Considering that the current world’s population is 7.71 billion, that means approximately 1.16 billion people are disabled in some shape or form. According to the Web Accessibility Initiative, this market has a spending power that exceeds $6 trillion. 

Statista shows that, as of April 2019, approximately 57% of the total global population has internet access. If we extrapolate a little, that would mean that 661 million people with a disability have internet access.

In other words, if you aren’t designing the user experience with accessibility in mind, you are ignoring at least 661 million people. That equates to almost twice the population of the United States or about half of the population of China. Plus, they have a spending power of approximately $3.5 trillion.

Even if your target market is only a fraction of the market due to other factors, it still works out to a significant loss of potential revenues. Can you really afford to hand over all that revenue to the competition?

How to Design the UX for Accessibility

Analyzing all the ways in which to make a digital user experience accessible would require a very in-depth discussion that is beyond the scope of this article. However, there are some principles you should keep in mind, namely:

  All elements must be perceivable

  The interface and navigational components must be easy to operate

  Everything must be easy to understand

Before getting started, though, the most important thing you can do is to put yourself in the user’s shoes. You need to understand how their impairments affect the way they interact with technology. The best way to achieve this is by actually speaking to people with disabilities.

Now, let’s take a look at a few principles you should keep in mind when designing for accessibility.

Users Must Be Able to Perceive the Content

The first thing to remember is that your users must be able to make out the content. For example, someone who is deaf won’t be able to listen to a podcast or a video, so you should provide transcripts and/or subtitles.

Someone who is visually impaired might be using a text-to-speech system. However, you can’t just rely on a third-party system. For example, you still have to consider things like images. Your alt text should be descriptive so they can understand how the images add to the content. 

Other factors to consider for people with poor eyesight is contrast, font size, and so on.  
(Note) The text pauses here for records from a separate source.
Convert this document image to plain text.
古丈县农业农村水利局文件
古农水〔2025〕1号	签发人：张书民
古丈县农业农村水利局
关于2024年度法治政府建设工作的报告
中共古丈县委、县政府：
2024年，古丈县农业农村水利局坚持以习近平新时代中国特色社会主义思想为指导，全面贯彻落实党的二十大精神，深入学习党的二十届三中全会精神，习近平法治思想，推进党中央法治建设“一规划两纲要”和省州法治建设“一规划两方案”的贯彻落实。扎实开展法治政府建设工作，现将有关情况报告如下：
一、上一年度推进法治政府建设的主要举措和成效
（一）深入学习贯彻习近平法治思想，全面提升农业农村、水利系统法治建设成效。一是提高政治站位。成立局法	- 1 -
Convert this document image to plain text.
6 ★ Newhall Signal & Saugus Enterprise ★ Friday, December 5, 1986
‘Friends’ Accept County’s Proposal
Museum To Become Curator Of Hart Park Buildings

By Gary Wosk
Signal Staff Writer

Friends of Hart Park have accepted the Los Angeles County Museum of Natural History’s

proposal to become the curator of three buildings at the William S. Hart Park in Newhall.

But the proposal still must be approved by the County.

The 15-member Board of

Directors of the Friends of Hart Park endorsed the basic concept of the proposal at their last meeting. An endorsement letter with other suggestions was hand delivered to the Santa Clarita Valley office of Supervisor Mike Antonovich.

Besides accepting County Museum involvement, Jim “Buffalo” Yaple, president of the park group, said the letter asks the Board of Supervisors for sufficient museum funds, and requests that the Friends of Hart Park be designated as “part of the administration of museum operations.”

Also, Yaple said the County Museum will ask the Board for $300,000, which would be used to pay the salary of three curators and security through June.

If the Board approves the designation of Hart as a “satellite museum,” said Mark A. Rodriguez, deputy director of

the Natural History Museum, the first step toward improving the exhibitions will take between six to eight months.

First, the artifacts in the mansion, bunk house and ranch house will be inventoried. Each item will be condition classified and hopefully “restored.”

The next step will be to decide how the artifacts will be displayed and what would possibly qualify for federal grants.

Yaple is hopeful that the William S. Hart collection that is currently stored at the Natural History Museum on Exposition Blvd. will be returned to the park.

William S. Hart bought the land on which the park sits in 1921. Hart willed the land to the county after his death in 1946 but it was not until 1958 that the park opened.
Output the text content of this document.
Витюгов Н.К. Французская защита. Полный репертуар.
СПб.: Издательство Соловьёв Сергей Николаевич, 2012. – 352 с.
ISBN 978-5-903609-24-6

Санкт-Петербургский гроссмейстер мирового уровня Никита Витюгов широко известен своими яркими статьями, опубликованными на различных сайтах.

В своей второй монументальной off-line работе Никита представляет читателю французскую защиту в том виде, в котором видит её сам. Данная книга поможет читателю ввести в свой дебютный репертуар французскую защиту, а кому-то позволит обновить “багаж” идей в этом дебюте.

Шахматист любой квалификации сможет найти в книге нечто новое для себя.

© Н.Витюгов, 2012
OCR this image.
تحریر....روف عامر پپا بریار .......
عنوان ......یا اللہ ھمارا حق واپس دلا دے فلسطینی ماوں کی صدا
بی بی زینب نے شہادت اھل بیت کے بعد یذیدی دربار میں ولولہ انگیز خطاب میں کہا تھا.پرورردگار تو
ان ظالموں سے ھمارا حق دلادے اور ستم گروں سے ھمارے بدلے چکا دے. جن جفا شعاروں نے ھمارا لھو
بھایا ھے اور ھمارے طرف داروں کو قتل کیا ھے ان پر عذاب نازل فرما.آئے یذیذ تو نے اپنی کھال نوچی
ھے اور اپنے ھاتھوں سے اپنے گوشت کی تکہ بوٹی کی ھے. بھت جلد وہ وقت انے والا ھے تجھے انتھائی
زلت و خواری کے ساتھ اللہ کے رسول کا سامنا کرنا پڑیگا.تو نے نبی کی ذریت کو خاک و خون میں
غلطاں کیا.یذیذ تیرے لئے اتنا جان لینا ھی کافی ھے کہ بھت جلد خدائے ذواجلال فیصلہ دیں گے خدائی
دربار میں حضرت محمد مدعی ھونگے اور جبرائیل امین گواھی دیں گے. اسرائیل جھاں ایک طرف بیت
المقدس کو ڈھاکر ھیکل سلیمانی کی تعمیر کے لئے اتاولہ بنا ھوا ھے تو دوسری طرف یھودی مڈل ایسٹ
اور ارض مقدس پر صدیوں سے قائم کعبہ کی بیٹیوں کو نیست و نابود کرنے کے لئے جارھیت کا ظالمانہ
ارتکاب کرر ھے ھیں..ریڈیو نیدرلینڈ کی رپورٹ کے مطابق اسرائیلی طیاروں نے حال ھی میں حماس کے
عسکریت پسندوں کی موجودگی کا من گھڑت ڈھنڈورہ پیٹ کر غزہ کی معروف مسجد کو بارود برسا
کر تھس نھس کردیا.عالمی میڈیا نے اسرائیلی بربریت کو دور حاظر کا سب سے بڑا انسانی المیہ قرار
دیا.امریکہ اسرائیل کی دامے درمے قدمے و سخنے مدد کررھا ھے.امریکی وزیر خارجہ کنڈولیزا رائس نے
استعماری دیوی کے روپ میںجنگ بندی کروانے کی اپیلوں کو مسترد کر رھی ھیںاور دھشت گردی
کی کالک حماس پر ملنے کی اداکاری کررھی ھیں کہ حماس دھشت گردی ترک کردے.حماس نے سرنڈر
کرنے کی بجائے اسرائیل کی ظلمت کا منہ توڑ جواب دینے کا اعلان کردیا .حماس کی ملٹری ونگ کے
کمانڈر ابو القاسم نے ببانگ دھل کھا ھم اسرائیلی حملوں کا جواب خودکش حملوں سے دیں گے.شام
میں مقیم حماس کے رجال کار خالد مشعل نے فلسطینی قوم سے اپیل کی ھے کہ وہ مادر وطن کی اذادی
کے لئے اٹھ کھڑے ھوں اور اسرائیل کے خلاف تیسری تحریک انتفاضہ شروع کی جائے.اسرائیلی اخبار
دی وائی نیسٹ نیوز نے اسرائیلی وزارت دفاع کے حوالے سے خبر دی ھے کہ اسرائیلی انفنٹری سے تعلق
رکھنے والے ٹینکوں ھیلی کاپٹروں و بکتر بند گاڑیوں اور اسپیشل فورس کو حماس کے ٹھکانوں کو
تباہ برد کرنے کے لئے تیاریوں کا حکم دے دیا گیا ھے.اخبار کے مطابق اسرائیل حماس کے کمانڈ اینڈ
Users Must Be Able to Operate the Interface and Navigational Components

You must provide your users with a variety of ways to operate your app and/or website. 

For example, ensure that all functionality can be accessed solely through the keyboard. Some people with motor issues might have difficult navigating with a mouse but can use a keyboard.

Another example is how the iPhone has AssistiveTouch, which is designed to help people with physical disabilities better navigate their phones. 

Users Must Be Able to Understand 

You must ensure that users can understand the content you are providing but also how to work the interface. 

This means making sure your web pages are predictable in how they work and look. You also need to make sure the text is easy to read and understand.

For example, if you have error messages on a form, make sure they stand out as error messages. Also, ensure that they use simple language with no acronyms or jargon. 

Designing for accessibility is not only the right thing to do, but you also have a legal responsibility to do so based on the Americans with Disabilities Act as well as a number of other laws. However, it also makes sense from a business perspective. A market with $3.5 trillion in spending power should not be ignored. 

Furthermore, designing for accessibility starts with empathy. Connecting with people with disabilities to better understand their challenges is essential to being able to design a user experience that meets their needs. As long as you remember to create a product that is operable, understandable, and perceivable, you’re off to a good start. 

It’s also important to remember that consumers nowadays expect a personalized experience. Digital accessibility is just another aspect of delivering that tailored experience.